Health Policy in Australia- now, then, and forever?
Who would have thought in 2013 that a first term Coalition government would be seeking a second mandate after having deposed a sitting prime minister? The failings of the Rudd and Gillard years are still relatively fresh in the country’s political memory, and were frequently invoked by the government as a warning against a return to Labor. However, as with Labor before it, the Abbott and Turnbull governments could be accused of broken promises, a ‘tin ear’ for politics, leadership uncertainty, failing to set out a coherent policy narrative, and crushed expectations.
This view has been recorded in a number of chapters in the book, From Abbott to Turnbull: New Direction?, due for release in early August. The book has been produced by the Institute for Governance and Policy Analysis at the University of Canberra, the twelfth volume in a series covering each federal government since 1983. It is edited by Chris Aulich, a Visiting Professor at the Institute.
One chapter by researcher John Butcher, analyses the Coalition’s policies in health and social matters over the past three years. Butcher argues that health and social policy under Labor has emphasised the important role of government in providing a fairer and more supportive set of policies; the Abbott and Turnbull governments, by contrast, have been cast in the small government mould with health and welfare seen more as costs than investments.
The Abbott government claimed that they had inherited a ‘budget emergency’, and sought to devolve administrative and financial responsibility onto state and territory governments whose own budgets were already groaning under the weight of growing demand.

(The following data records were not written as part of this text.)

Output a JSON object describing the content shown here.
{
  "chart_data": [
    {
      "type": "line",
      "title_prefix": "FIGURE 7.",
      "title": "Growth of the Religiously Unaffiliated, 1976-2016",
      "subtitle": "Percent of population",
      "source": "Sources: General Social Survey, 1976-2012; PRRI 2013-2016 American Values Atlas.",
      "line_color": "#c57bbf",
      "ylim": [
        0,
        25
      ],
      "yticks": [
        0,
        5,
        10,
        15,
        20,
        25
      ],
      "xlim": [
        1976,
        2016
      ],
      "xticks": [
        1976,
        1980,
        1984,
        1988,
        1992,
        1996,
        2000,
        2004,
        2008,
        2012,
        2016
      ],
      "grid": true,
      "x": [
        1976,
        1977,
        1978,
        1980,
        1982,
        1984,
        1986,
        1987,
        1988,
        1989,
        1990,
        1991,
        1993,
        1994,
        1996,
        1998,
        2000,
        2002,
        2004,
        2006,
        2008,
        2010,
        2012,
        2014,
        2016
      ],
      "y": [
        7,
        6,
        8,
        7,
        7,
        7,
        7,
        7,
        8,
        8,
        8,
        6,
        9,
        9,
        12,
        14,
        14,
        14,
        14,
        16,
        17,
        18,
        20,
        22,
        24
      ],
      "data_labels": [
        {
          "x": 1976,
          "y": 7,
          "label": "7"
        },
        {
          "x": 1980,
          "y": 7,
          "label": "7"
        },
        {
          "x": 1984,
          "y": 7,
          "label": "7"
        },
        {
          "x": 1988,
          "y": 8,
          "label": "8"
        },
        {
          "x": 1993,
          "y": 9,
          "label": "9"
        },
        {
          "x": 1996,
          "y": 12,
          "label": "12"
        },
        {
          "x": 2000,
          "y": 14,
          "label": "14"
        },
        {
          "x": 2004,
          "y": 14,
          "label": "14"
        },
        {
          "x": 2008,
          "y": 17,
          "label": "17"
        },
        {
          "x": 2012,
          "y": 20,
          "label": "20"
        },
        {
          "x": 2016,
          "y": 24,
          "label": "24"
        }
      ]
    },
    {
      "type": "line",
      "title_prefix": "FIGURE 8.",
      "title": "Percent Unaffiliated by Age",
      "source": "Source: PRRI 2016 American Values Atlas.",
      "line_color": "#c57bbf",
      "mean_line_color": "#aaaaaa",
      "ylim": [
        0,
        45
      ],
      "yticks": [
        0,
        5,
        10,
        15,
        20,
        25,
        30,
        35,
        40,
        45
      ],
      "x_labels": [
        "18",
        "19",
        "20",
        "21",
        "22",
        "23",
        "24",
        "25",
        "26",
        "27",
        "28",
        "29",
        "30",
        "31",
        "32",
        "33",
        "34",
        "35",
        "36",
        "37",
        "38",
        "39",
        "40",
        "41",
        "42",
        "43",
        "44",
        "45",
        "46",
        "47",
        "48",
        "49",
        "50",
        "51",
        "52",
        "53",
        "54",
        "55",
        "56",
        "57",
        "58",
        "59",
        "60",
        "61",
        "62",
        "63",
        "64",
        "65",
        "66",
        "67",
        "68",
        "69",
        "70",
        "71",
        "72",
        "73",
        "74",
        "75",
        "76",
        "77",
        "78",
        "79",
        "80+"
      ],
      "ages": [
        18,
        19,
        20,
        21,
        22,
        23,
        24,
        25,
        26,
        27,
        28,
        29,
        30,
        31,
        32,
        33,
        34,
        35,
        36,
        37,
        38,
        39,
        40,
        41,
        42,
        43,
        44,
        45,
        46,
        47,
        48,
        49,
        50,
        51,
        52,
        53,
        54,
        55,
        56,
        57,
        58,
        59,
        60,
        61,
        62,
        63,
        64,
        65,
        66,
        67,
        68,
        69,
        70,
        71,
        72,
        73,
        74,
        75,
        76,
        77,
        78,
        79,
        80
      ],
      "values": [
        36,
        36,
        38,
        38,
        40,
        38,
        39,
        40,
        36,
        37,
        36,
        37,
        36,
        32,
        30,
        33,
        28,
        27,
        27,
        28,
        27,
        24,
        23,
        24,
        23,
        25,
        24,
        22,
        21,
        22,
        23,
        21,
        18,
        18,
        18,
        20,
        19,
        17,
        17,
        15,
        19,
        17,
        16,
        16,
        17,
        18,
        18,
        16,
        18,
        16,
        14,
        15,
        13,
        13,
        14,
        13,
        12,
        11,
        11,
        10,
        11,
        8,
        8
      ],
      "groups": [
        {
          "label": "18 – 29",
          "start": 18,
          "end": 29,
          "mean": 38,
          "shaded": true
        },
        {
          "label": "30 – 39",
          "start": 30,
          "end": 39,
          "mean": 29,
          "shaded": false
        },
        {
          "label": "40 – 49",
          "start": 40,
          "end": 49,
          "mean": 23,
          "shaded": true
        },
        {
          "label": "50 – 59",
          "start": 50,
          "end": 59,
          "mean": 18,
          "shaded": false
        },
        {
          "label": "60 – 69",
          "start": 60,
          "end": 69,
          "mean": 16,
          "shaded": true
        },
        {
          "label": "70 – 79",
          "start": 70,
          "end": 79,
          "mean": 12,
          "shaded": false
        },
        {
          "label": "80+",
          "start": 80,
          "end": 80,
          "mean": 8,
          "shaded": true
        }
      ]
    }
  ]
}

Turnbull continued this trajectory with his failed proposal to invest states and territories with the authority to levy income taxes and to consider assuming full responsibility for public education.
During the election campaign, Labor accused the Coalition of proposing to privatise Medicare, an accusation which clearly resonated with the voters. In return, the government accused Labor of peddling a lie and they tried to assure Australians that they had no intention of privatising Medicare.
What is clear is that the electorate did not believe the Turnbull government’s assurances. They had been duped by a Tony Abbott comment in the days before the 2013 election where he promised voters that the Coalition was on a ‘unity ticket’ with Labor in relation to health and education (among other matters) – promises which were broken within weeks of being elected.
During the Abbott-Turnbull period, the Coalition proposed to add a co-payment for GP services, freeze rebates, reduce bulk-billing incentives, increase hospital charges for ‘walk-in patients’, and reduce the real value of grants to the states for hospitals. All these measures would have required patients to pay more for their health services. The scare campaign worked because people were already scared about the Coalition dismantling public health.
We should also not forget that increasing consumer payments is considered by most as one form of privatisation. Expecting health services to be funded more by private-user funds, accompanied by a reduction in public funding is one privatising mechanism, alongside others such as selling off government assets (like Medibank Private or Telstra) or replacing public providers with private ones (such as Detention Centre management, outsourcing employment services). All these privatisation technologies lead to us relying more on private institutions and less on government to satisfy our needs.